Unboxing Boxee Box – initial impressions
After what seemed like forever, Boxee Box by D-Link finally hit retail shelves on Wednesday, and being a big fan of the software, I made sure I was there to get one. I didn’t have the official RGB Filter HD camera on hand, so I fired up my point n shoot with 720p, to give you a look at it, and the much anticipated remote with QWERTY keyboard built into it. I was going to call this one “A look at what’s inside the Boxee Box box, when unboxed”, but thought it was overkill…
Low priced media streamers are growing in popularity, and one of the caveats that many carry is “Don’t forget to get an HDMI cable…” This isn’t true with Boxee Box, which bundles a 6ft run in the package. It may be a small thing, but it’s nice that they do so. Don’t let your big box electronics retailer try to sell you one. You won’t need it.
As for how it works, that’s to be determined. It automatically connected to the wired network, and adding network shares posed no problem, all via the familiar Boxee beta software interface. Internet based content was a little different though. The ‘pure’ internet sites, such as Revision 3 and TWiT all worked fine. Online television was a bit more hit and miss. Here in Canada, City TV and the CBC looked good, and had no problems. Global owned properties also worked without a hitch, though their resolution was shamefully 8 bit looking. As for most CTV channels (CTV, The Comedy Network), on first blush it was no go. They were kind enough to show me the pre-roll advertising, but the actual content either showed black, or the first frame, with the audio playing fine.
This was Wednesday night. Yesterday, they released a software update that introduced a new interface that’s much more streamlined. It still has the same design cues from the beta, but just more polished and less cluttered looking. To see if I would face the same fate with The Comedy Network, I selected an episode of the Daily Show, only to be treated with the web page, and a player in the window. Not exactly the most elegant solution, but the Boxee software was smart enough to automatically position the mouse cursor on the player’s full screen button. This time the video did play back, and I went ahead and put it in full screen mode. The Comedy Network doesn’t offer HD streaming from its site, but unlike the horrible resolution I faced with Global, this was decent upscaling.

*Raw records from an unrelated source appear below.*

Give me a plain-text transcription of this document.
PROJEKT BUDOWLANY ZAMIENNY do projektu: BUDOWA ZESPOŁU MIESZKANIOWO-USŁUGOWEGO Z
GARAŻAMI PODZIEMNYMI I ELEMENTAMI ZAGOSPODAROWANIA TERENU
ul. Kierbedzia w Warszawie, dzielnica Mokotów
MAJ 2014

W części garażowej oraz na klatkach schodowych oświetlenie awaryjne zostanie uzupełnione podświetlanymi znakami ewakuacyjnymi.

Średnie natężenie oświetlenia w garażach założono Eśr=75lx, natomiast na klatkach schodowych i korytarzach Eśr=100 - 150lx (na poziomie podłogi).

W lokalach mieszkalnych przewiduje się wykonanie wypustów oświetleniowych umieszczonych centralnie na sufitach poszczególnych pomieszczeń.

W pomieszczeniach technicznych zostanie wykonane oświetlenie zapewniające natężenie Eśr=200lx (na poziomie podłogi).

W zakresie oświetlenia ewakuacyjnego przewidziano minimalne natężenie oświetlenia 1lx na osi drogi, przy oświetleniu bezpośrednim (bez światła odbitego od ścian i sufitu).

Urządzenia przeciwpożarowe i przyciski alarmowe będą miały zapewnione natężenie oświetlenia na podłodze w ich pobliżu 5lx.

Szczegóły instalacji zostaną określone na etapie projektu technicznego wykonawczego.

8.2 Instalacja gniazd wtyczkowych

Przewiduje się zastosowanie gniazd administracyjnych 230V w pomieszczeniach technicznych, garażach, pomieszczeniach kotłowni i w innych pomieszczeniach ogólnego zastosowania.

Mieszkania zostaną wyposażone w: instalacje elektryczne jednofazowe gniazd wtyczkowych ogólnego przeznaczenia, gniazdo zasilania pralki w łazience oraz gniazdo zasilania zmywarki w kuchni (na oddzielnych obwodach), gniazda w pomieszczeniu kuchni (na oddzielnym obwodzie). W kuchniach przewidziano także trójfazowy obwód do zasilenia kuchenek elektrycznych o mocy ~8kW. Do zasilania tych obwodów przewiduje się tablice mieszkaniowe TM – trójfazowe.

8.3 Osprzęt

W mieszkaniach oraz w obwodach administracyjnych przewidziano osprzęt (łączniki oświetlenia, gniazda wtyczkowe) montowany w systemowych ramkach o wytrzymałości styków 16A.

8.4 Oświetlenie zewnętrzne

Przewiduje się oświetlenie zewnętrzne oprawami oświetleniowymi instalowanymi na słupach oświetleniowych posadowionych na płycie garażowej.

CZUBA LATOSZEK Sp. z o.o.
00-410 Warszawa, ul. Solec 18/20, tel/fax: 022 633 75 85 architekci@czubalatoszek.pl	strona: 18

It’s clear that the software is going be tweaked going forward, and we can expect other internet video services such as Netflix to roll out by the end of the year. Although this isn’t a full review, my initial take on the Boxee Box by D-Link is that the hardware design is great, especially the remote. The software is another matter. Although it’s not as slick as a full blown HTPC setup, which I’m using in the living room, it’s about half the price with spectacular codec support. For those looking at this compared to other low cost media streamers such as the Asus O!Play Air or the WD TV Live HD, I’d say this is a worthwhile investment, because it gives you everything those do, and a whole lot more.